Cap Rate Calculator
This cap rate calculator shows a property's capitalization rate by dividing its net operating income by its value. The calculator above turns rent, vacancy, and operating costs into a single percentage you can compare across deals. Cap rate ignores your mortgage entirely, so it measures the property itself, not your financing. Enter your numbers above to see a property's cap rate in seconds.
How it's calculated
The cap rate calculator above uses one core formula: cap rate = net operating income (NOI) / property value. NOI is your effective gross income minus operating expenses like property tax, insurance, maintenance, and management. NOI deliberately excludes mortgage payments, because loan terms are about you, not the property.
First, the calculator finds gross rent, then subtracts vacancy to get effective gross income. Next, it subtracts operating expenses to reach NOI. Finally, it divides NOI by the property value to produce the cap rate. A higher cap rate means more income per dollar of value, but it often signals more risk too.
A worked example
Consider a $400,000 rental that brings in $3,400 per month, or $40,800 in gross annual rent. After a 5% vacancy allowance, effective gross income is $38,760. Operating expenses (property tax, insurance, maintenance, and management) total $13,328 per year. That leaves a net operating income of $25,432. Divide NOI by the $400,000 value, and the cap rate is 6.36%. Notice this figure never touched the mortgage, so it compares the property to any other deal regardless of financing.
Common mistakes to avoid
- Including mortgage principal and interest in expenses. Cap rate uses NOI, which excludes all debt service.
- Forgetting vacancy. Always reduce gross rent by a realistic vacancy rate before calculating NOI.
- Leaving out maintenance and management. These are real operating costs, even if you self-manage today.
- Judging a cap rate in isolation. A 'good' cap rate depends on the local market and the property's risk.
- Confusing cap rate with cash-on-cash return. Cap rate ignores your loan; cash-on-cash measures return on cash invested.
Frequently asked questions
What is a cap rate calculator?
A cap rate calculator finds a property's capitalization rate by dividing its net operating income by its value. It shows how much income a property generates per dollar of price. This lets you compare rental deals on equal footing, no matter how each is financed.
How do you calculate cap rate?
Cap rate = net operating income (NOI) / property value. NOI is your rental income after vacancy and operating expenses, but before any mortgage payments. For example, $25,432 in NOI on a $400,000 property gives a 6.36% cap rate.
Does cap rate include the mortgage?
No. Cap rate excludes mortgage payments entirely.

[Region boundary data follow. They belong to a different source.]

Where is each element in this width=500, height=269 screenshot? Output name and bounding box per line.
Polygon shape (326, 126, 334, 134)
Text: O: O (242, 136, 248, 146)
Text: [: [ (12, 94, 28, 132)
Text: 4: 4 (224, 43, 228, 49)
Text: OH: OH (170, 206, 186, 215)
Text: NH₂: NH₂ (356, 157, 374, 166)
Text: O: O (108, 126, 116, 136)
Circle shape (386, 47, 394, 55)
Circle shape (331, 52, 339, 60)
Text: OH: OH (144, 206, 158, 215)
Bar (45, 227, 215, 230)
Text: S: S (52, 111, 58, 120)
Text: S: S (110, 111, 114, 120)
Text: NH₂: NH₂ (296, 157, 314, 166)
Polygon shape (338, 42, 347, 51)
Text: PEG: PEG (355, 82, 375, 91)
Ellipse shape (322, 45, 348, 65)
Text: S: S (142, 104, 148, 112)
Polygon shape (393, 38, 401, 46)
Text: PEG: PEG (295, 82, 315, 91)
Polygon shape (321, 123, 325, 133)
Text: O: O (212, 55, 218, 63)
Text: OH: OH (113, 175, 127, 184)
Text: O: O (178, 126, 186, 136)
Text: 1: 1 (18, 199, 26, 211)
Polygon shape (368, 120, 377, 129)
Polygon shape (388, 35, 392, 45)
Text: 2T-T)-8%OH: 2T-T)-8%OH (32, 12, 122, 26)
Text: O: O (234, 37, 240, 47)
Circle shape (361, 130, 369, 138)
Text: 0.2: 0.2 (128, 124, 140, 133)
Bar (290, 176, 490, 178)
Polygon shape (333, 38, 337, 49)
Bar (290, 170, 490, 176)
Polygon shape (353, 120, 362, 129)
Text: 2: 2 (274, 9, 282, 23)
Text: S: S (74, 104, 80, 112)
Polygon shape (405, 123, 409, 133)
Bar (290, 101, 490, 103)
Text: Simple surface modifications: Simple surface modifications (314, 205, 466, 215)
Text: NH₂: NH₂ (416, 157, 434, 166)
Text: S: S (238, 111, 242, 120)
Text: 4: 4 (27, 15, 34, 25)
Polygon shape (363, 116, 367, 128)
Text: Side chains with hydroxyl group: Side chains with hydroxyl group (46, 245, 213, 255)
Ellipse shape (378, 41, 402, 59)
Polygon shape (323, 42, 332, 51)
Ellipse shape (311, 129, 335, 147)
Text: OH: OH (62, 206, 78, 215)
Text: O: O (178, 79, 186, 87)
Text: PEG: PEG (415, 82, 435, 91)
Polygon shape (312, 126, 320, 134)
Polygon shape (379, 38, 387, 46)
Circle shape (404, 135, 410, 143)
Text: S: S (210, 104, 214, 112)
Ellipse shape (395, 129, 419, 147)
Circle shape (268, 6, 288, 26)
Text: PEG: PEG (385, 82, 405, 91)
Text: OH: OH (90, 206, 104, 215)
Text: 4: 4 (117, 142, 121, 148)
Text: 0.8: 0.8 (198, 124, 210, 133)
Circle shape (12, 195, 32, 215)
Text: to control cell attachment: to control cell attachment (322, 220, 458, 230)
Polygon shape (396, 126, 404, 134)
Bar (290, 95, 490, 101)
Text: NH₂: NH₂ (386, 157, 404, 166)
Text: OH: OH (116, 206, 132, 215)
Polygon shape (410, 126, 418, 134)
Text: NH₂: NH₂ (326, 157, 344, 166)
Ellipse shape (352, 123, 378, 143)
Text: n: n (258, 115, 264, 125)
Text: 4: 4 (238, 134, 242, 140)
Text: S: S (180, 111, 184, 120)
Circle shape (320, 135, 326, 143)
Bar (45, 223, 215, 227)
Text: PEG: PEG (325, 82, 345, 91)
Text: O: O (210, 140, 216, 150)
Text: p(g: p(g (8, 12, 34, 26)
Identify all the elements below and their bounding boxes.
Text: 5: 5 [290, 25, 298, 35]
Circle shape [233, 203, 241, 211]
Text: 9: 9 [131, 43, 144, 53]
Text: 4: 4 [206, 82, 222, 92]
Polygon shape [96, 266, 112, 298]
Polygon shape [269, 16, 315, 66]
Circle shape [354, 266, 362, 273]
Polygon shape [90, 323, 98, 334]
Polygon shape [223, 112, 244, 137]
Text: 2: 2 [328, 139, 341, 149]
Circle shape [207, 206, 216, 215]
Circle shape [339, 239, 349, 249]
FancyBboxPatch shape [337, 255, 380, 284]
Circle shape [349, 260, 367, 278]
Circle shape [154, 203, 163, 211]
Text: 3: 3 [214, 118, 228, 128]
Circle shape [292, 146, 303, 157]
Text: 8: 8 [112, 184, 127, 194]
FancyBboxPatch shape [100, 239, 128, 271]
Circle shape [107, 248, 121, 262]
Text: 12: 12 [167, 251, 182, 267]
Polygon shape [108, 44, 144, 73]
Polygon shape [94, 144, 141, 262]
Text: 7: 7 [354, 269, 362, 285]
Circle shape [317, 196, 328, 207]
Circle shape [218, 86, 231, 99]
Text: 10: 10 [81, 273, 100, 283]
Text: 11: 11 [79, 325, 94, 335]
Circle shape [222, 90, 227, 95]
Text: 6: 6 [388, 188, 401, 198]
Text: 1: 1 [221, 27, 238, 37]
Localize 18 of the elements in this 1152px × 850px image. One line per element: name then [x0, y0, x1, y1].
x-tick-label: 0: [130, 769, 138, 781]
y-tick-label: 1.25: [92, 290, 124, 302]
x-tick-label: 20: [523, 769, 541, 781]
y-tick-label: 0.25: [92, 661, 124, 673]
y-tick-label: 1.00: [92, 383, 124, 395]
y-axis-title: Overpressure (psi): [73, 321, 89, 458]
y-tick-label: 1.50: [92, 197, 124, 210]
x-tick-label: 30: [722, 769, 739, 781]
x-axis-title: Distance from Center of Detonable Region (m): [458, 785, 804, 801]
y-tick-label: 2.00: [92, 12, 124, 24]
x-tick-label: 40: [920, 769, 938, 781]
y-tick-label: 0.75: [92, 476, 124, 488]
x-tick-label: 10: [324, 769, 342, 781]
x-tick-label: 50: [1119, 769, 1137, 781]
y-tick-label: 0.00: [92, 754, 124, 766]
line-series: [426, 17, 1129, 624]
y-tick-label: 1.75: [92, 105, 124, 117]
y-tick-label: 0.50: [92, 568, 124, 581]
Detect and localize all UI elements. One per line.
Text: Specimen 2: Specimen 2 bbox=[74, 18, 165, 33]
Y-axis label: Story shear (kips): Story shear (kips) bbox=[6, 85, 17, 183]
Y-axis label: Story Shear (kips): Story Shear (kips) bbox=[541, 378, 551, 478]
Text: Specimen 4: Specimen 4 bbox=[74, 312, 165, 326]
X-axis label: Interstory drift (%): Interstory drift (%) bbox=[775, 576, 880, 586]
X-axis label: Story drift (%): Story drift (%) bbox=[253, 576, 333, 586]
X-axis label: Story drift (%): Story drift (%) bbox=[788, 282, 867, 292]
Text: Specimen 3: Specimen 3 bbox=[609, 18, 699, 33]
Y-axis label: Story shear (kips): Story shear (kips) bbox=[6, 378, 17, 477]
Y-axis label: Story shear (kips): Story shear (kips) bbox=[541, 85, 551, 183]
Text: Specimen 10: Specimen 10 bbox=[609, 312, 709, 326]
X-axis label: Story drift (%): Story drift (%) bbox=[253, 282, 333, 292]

It uses net operating income, which leaves out all debt service. This is why cap rate measures the property itself, not your loan, making it ideal for comparing deals.
What is a good cap rate?
A good cap rate depends on the market and the property's risk. Lower cap rates often appear in stable, high-demand areas, while higher cap rates can signal more risk or upside. Compare a property's cap rate to similar local properties, not a fixed target.
What is the difference between cap rate and cash-on-cash return?
Cap rate and cash-on-cash return answer different questions. Cap rate ignores financing and measures the property's income versus its value. Cash-on-cash return measures your annual cash flow against the cash you invested. Use the cash-on-cash return calculator for the financing side.